Equally damaging for labor is its loss of preeminence within the Democratic Party. The Party now subordinates the interests of "workers" to its newly acquired patrons in Silicon Valley, Wall Street, and the promoters of "green" technologies. Labor's current wish list is largely antithetical to the values and interests of most individual American voters and therefore of dubious value for this new Democratic coalition.

Labor's top legislative priority, The Employee Free Choice Act, for example, would strip American workers of the protection of the secret ballot, one of the historic touchstones of the American political system. Further, in the event of impasse between labor and management, the government would intervene and impose contracts binding on both. Aside from questionable constitutionality, passage of this legislation would be political suicide.

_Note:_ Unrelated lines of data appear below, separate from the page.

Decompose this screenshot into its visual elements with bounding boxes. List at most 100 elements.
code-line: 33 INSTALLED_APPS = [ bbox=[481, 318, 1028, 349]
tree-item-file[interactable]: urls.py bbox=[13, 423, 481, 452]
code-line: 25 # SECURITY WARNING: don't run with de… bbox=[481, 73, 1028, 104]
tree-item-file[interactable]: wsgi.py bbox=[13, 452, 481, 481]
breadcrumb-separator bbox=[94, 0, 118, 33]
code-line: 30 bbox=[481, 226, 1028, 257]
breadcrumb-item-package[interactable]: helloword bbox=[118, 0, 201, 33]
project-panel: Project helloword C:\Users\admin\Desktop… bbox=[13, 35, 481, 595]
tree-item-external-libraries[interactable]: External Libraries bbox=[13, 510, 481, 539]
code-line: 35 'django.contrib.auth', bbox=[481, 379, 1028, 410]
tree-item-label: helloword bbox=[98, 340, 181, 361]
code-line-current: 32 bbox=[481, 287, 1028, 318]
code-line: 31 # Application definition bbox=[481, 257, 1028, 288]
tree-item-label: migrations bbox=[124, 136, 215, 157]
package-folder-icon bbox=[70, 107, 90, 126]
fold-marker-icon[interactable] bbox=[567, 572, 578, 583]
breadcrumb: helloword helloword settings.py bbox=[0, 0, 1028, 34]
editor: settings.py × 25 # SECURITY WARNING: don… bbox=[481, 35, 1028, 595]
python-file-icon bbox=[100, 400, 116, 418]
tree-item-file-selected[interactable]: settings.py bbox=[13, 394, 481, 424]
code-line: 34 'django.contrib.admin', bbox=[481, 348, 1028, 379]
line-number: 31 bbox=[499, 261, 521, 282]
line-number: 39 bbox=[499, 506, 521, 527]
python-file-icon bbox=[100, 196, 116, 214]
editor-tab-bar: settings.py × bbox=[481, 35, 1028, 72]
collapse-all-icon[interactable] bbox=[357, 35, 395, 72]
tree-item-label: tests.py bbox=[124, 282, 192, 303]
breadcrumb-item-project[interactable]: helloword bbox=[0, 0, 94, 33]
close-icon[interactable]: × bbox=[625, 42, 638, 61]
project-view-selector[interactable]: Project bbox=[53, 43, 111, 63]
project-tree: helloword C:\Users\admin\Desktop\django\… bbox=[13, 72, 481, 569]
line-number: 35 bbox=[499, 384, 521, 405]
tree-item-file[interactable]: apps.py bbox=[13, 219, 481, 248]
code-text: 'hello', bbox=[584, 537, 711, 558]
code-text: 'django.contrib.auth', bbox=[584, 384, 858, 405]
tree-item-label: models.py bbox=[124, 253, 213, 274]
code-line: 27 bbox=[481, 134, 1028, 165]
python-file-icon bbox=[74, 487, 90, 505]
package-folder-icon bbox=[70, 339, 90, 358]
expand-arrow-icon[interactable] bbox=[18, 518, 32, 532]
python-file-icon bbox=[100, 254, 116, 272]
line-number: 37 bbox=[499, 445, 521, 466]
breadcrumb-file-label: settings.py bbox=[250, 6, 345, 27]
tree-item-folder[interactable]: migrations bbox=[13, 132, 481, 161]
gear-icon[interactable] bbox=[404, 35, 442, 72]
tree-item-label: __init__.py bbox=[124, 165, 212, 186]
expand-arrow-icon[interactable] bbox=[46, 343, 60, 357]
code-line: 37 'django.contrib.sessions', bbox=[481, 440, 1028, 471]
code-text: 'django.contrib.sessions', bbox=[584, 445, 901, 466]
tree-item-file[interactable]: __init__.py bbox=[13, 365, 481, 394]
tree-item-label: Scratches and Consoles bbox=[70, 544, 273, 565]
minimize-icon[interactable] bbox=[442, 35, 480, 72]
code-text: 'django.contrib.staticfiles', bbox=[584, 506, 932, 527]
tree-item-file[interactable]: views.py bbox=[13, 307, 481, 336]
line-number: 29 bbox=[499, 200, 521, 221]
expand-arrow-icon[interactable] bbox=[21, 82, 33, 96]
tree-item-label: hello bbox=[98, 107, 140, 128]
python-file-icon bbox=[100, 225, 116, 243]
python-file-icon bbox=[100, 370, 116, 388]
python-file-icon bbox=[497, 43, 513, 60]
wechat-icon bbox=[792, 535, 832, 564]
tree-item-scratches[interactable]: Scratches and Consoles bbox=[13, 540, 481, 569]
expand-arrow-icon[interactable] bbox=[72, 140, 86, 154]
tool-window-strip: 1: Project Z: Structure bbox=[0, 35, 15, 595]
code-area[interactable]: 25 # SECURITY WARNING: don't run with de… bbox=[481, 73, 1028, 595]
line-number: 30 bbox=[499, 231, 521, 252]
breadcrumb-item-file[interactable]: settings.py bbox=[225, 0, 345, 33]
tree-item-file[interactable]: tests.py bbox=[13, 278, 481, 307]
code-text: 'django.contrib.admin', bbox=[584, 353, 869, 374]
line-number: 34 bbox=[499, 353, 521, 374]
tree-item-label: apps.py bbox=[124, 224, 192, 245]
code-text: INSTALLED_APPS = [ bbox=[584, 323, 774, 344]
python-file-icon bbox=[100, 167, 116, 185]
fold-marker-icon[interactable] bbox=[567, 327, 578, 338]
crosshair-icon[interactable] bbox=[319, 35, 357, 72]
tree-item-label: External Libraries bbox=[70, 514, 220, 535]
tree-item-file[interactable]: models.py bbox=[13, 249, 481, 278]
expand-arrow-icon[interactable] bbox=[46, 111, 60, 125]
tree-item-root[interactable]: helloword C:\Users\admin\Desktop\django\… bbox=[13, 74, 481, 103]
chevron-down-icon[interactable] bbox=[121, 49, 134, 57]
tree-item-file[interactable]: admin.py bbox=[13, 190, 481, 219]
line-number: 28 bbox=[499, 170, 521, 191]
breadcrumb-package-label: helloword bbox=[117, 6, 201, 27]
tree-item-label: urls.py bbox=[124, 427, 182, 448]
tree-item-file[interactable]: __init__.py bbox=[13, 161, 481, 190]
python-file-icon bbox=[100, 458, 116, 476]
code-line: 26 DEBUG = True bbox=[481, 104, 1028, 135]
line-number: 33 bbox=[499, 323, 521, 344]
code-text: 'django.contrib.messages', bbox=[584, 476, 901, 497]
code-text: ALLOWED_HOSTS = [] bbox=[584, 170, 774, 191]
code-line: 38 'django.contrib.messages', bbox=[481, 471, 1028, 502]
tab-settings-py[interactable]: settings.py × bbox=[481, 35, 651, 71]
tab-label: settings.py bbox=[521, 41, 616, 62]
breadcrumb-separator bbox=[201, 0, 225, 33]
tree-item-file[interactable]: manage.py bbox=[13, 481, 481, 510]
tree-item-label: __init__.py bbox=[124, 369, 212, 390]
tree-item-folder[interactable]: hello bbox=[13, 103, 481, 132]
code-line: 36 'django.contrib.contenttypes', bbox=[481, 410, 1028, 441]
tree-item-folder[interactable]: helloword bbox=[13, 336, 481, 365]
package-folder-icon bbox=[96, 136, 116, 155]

Past Democrat support has only been conditional upon the prospect of opposition by either a Republican presidential veto or congressional filibuster. When Democrats under Barack Obama re-gained the presidency with a filibuster proof majority in congress, they conveniently slow walked the legislation until the majority was again lost.

President Obama's transformation from anti NAFTA candidate to free trader president demonstrates that support for labor's second priority, trade restrictions, is also purely rhetorical. Most policy makers recognize that trade protectionism would wreak havoc on American foreign policy and impose unacceptable costs on the American consumer. Ultimately, despite its rhetoric, the Democratic Party will not walk this plank either.

As for labor's third priority, immigration restriction, this conflicts with Democratic Party interest in solidifying its emerging Latino base and serving the high tech man power needs of its supporters in Silicon Valley. Viewed cynically, the Obama administration's high profile pre-emption of bondholder rights in favor of the interests of the UAW during the auto industry restructurings was little more than the dispensation of table scraps to a constituency that has lost its place of honor at the Democratic table.

Much has changed since labor fought heroic and often bloody battles to secure individual worker rights in the industrial heartland.